It’s just any device where the live circuit has multiple layers of protection to the user.

It does not make grounding not necessary, it just reduces the risk such that no single point of failure will zap you. Regulators have decided that’s “good enough” to reasonably protect you from electrical shock.

Consider a hair dryer. It has an electrical heating circuit where an insulated cable goes into the handle, heats an electrically insulated heater element and gets switched on and off. Now that handle is made of insulating plastic, so let’s just say the wire wears down and touches that plastic, what happens to you? Nothing, because the plastic won’t connect the live wire to your body. It’s double insulated both from the wire touching the handle and the handle “touching” you electrically.

Now what if that handle was made of aluminum instead? Well the live wire wears down and touches the aluminum which touches you which touches the ground and you die. Single insulation.

What if you ground the metal handle then? Well the live wire touches the handle and it has a choice, go through you to ground or go through the metal handle to a ground wire. Well you’re a LOT harder to go through than a copper wire, so most of it goes to ground, and again you’re (probably, don’t try this at home) fine.

Basically, you want several things to have to go wrong for you to die, not just one, and that’s the point of double insulation.

It’s about protection from electric shock to the user of a device. Anything can fail, however the way risk can be reduced doesn’t have to be done one specific way.

Using an earth ground to an appliance or devices metal enclosure is one way. The wires and other parts inside already have basic insulation, sufficient clearances, etc to be generally safe even without an earth ground. However if something does go wrong anyway something inside with the potential to shock someone will contact the grounded chassis which causes a short to ground and a tripped circuit breaker, instead of electrocuting a person touching the device. These are called Class I devices, at least in the US

Double insulation is just that. A second layer of insulation is used to separate a user of a device from the high voltage. It also needs to be a different type, so you can’t just use a thicker layer around wires, which helps prevent both layers failing from the same cause. A plastic case is usually good enough to satisfy the requirement for this. For devices that don’t use too much power this is considered good enough extra protection that it may replace ground from a safety standpoint. This why many smaller power supplies and appliances like cell phone chargers, don’t need an earth ground. These would be a Class II devices. Still, after a certain power level, because of the increased risk you end up needing to use an earth ground anyway.

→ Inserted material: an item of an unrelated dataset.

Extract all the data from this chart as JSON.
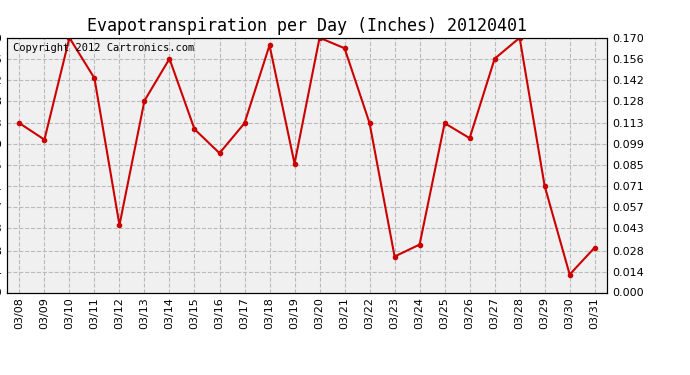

There’s also class III devices. These are things like laptops which are powered only be a low voltage external supply. Since the device itself doesn’t run on high voltage it doesn’t need either double insulation or earth ground for safety. Instead the responsibility for safety is shifted to the power adapter, does need double insulation.

Cables and circuits inside an appliance is insulated from the rest of the appliance so that the electricity will not flow from a live wire to the chassis or body of the appliance which the user may touch. But if something goes wrong with this insulation you could have a live wire touch the metal that the user is touching which is dangerous. This is why you need to run a ground wire from the parts that the user can touch to the ground to allow any stray current to flow through this wire instead of through the user.

A double insulated appliance however not only insulates the live wires inside it but also the parts that the user might touch. Most commonly today is to make the body of the appliance out of plastic. In this case even if the insulation on the wires and circuit boards may not be working properly the current can not get to the user. So no grounding is necisary.